Four Character mark to base. Rounded sides, decorated with the mythical beast Qilin in a mountain landscape. Diameter 35.5 cm.

Cracks, chips. Firingdefects.

Näyttelyt

Compare a dish in the Collection of the British Museum, Registration number Franks.769. Donated by: Sir Augustus Wollaston Franks.

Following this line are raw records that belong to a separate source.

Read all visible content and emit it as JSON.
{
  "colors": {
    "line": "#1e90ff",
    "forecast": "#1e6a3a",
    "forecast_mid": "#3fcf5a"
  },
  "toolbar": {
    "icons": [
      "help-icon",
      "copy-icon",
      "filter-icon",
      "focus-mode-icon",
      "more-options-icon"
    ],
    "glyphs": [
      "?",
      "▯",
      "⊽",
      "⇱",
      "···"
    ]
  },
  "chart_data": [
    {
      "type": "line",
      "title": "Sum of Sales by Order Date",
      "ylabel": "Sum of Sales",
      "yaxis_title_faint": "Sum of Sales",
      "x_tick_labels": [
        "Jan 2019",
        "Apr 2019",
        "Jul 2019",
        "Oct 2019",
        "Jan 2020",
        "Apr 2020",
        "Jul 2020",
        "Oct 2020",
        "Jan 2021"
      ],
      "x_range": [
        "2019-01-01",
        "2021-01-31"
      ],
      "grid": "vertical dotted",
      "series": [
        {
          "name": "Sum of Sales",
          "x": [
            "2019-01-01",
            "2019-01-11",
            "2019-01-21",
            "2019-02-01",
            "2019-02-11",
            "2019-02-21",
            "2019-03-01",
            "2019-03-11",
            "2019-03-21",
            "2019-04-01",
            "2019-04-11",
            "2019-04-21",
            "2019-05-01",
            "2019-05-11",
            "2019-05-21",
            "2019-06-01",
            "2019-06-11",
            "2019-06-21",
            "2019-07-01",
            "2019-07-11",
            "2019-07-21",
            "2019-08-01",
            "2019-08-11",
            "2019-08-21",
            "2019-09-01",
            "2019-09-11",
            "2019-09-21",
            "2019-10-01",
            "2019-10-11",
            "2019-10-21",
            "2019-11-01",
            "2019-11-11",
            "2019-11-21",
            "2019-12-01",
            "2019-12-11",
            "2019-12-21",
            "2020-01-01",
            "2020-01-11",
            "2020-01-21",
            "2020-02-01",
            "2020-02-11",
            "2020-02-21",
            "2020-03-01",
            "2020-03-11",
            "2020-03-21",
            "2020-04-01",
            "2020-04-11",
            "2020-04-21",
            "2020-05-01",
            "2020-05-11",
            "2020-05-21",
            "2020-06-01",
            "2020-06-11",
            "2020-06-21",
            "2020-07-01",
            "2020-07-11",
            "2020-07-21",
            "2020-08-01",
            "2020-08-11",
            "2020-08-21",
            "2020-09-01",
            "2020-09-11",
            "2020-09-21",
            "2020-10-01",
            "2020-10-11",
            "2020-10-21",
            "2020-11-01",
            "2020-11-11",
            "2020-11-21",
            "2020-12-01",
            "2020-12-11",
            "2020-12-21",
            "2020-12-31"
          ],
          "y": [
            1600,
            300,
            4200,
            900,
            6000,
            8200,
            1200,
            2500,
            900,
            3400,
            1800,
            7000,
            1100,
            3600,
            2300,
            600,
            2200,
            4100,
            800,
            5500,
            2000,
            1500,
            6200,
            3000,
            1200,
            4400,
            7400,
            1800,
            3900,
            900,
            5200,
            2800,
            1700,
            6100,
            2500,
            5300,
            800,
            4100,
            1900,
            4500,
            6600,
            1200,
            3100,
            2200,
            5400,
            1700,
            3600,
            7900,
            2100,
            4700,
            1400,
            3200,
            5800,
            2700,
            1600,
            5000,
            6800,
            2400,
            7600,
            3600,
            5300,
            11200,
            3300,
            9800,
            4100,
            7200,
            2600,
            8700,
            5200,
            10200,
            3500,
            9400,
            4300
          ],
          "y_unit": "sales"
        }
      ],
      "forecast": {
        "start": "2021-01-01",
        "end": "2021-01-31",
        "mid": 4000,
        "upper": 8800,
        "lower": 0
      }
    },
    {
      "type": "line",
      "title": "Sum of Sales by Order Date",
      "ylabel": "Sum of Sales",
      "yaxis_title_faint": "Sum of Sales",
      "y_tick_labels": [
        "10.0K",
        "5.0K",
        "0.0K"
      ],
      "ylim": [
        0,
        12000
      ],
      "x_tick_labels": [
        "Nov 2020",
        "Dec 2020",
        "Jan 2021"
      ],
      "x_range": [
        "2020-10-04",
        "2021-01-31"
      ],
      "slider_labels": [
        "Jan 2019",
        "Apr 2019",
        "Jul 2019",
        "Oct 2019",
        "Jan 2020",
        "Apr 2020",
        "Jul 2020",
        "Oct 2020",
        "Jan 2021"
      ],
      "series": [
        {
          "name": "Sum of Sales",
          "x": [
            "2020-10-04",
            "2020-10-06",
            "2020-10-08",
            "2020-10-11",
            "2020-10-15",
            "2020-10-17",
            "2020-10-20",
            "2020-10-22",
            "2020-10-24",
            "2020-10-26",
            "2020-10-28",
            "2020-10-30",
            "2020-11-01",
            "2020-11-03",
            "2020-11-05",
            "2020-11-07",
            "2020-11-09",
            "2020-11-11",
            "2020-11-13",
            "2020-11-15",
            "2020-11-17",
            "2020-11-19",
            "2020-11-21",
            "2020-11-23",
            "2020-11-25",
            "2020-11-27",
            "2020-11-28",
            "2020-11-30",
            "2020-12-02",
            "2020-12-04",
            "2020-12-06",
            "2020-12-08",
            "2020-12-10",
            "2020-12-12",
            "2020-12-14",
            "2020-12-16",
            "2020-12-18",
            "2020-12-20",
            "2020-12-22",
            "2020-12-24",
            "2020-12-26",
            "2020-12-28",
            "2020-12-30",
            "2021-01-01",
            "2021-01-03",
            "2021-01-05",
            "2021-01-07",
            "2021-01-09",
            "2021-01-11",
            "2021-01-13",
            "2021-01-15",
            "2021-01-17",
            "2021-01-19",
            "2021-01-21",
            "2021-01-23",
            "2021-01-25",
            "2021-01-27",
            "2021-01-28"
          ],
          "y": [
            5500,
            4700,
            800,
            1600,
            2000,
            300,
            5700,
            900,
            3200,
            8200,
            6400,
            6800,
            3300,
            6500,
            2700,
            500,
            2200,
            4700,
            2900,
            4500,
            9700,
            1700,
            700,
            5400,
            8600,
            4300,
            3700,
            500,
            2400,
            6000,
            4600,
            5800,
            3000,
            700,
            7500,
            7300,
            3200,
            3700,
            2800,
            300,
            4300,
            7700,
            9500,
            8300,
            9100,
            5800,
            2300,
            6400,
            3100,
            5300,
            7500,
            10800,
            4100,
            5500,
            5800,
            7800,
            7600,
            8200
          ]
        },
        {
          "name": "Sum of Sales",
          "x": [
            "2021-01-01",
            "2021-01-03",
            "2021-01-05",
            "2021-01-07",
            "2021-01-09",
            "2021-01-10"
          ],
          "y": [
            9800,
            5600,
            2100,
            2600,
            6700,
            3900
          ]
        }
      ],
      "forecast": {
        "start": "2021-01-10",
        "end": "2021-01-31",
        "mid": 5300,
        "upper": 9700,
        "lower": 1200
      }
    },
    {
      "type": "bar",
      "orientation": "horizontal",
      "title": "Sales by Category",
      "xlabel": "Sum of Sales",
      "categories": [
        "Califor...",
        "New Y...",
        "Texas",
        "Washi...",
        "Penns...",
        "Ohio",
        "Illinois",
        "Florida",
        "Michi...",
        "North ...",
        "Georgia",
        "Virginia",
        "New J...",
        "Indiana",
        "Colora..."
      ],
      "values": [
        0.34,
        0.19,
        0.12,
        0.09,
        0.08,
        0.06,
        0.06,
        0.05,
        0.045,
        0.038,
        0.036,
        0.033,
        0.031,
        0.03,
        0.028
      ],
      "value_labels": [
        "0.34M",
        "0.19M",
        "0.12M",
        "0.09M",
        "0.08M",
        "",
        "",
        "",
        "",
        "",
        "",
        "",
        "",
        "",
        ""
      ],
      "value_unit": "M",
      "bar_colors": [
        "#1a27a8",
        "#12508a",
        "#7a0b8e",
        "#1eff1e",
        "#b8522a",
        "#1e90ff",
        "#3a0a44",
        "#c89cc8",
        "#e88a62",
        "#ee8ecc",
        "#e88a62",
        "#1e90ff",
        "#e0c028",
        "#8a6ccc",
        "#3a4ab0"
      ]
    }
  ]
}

Also compare, Bonhams, The Marsch Collection art for the literati, November 3, 2022, London, lot 19.

Kirjallisuus

For a Shunzhi blue and white porcelain dish of this design see : Shunzhi Porcelain, Treasures from an Unknown Reign (Butler, Curtis and little, University of Washington Press,2002) page 108, item 13. For another dish of this type decorated with this design see : Eastern Ceramics and other Works of Art from the Collection of Gerald Reitlinger, Catalogue of the Memorial Exhibition (Ashmolean Museum, Sotheby Parke Bernet, 1981. ISBN 0-90009-078-2).

Muut tiedot

A Qilin (Kylin) is a mythical hooved Chinese chimerical creature. Despite its fierce demeanour it is a good omen that brings Rui (roughly translated as serenity or prosperity), longevity, illustrious offspring and wise administration. The scaly body has a dragons head, hooves and can appear to have fire issuing from its body. The male Qilin is called a Qi and the female a Lin. The male often has horns. These creatures carefully tread to avoid all living insects or destroy grass under foot, it is reputed to be able to walk on water as well as land. Qilin only appear to mankind when an emperor of the highest benevolence sits on the throne or when a sage is about to be born. There is a strong argument that the Qilin is a stylised representation of the giraffe. This is because the Qilin is referred to only since the Ming Dynasty. The time of its first reference correspond roughly with the voyages of Zheng He, there were seven voyages between 1405 and 1433 (Zheng He lived c.1371–1435). It is known that on Zheng He`s voyage to East Africa (landing, among other places, in modern-day Kenya), the fleet brought back two giraffes to Beijing. It is also known that these two giraffes were referred to as Qilins. The Emperor proclaimed the giraffes magical creatures, whose capture signalled the greatness of his power.